Throughout the various stories, Ward stuck with one constant theme, the use of the railway bridges. Chicago is a city commonly known for railway bridges. Using that common knowledge of the readers, Ward easily solves a complex problem of establishing the location of the story. For a reader to understand any story, the location of the story is a key point in their comprehension. This is the reason that almost all novels always describe the location first before jumping into the actual plot of the story. When dealing with woodcuts, describing or even naming the location is impossible. By using such universal images to simplify the complicated task is very clever of Ward to do.
Another reason for which we can argue that a seemingly complicated book is simple is because no matter where we go in the world, facial expressions remain the same. Anyone anywhere can recognize that a smile resembles happiness; a tear is sadness, and so on onto many feelings. The seeming complications of his sketches also get across to us another main key point into understanding any story.

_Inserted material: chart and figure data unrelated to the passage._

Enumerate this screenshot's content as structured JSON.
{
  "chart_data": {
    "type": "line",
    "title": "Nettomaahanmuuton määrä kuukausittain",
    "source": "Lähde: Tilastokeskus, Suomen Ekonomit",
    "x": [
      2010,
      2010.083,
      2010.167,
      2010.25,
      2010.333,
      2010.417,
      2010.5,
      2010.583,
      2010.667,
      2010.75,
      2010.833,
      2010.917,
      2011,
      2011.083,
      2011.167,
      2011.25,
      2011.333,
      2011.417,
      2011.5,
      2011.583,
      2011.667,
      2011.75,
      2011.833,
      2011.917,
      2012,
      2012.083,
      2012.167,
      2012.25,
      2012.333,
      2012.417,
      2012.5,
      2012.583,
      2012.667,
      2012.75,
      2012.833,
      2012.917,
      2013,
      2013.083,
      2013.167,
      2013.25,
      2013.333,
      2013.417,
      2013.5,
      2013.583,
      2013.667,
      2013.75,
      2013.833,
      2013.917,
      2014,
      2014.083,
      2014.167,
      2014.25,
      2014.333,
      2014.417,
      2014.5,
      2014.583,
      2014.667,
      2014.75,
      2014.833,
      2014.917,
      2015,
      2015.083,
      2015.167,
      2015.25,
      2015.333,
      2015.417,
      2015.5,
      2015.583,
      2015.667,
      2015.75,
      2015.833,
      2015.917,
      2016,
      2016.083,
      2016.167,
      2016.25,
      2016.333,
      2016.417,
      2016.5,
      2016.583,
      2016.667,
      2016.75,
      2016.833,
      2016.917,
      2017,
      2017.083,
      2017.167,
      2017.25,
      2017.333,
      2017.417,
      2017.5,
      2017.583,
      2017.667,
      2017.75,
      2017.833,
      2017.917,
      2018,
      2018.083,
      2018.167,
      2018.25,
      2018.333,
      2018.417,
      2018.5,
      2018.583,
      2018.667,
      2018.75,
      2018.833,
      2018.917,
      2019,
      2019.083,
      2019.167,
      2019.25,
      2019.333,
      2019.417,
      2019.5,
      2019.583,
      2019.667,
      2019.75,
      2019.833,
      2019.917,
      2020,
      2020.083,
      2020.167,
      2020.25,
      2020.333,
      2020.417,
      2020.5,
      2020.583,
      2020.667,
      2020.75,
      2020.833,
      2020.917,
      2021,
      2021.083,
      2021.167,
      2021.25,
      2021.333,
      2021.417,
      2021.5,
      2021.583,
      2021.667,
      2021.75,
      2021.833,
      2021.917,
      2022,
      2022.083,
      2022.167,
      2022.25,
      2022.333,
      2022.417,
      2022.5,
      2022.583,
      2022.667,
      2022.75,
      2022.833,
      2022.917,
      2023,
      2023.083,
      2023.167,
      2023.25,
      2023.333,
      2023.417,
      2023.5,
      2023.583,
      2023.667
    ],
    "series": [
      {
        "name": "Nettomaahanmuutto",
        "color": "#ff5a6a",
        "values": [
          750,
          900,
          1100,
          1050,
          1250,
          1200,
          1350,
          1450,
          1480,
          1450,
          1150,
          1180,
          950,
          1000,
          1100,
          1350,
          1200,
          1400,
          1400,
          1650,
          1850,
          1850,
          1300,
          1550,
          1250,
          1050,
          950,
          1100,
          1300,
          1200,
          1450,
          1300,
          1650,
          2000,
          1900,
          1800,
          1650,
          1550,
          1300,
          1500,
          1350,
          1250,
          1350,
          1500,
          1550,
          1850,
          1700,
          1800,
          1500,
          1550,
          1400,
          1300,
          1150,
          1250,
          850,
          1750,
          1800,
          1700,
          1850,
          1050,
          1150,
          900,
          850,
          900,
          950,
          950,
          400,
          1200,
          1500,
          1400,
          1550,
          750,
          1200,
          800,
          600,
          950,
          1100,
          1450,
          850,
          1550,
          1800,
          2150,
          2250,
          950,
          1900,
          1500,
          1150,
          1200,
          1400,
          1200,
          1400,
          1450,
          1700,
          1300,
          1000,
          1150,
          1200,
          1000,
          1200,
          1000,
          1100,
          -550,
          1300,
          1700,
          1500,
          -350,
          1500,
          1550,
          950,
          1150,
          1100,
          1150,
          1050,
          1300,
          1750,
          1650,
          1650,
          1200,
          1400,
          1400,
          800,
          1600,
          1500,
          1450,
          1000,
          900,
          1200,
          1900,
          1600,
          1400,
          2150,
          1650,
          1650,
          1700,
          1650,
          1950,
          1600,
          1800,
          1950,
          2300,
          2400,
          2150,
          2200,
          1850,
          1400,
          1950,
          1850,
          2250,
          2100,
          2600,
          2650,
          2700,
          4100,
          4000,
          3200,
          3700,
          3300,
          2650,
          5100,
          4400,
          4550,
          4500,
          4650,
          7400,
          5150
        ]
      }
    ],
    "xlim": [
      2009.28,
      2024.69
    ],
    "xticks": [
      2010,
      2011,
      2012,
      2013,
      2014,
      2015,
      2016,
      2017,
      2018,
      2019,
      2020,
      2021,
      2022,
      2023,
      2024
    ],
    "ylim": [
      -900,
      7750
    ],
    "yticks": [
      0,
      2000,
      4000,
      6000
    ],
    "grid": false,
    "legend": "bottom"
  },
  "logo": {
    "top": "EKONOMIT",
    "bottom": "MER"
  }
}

The feelings of the character portray across a lot on the mood and the situation of the story. Since words could not be used to describe the emotions of the characters, Ward was very careful as to draw much detail into the facial expressions of the characters; for example, in ‘The elderly gentleman’ story, the anguish of the old man, the cunning, slightly evil looks of the co-board members, the bored carelessness of the employer, and the outrage of the workers were clearly shown with detailed drawings on their faces and worked to set the mood of the story being read. By using the simple commonly known expressions, Ward amplified the reader’s accessibility to the story within.
One final way that Ward tried to integrate a concept that normal people can project themselves or relate with is by making tiny symbolic representations of principles we all know. The heroic statue in the old man’s story, the really bright star that keeps showing up everywhere, mirrors, and roses are just a few of the things that are put in there to detach us from the realistic world that is surrounding us in that story. The statue of the hero gives us the confidence that not everything is individualistic, that there are things that not just the characters but we as readers can recognize too. Ward also uses a very sly trick to pull in the readers by using the star. The time at which the book was first published 1937; consisted majorly of a Christian audience. By making the star appear constantly throughout the book, Ward installed a sense of peace and faith in people that what the book was to impart on them was somehow related to the God.
Overall, even though the book is complicated and hard to understand, Ward somehow squeezed in some simplicity that is meant to guide and help us on our quest for understanding the book.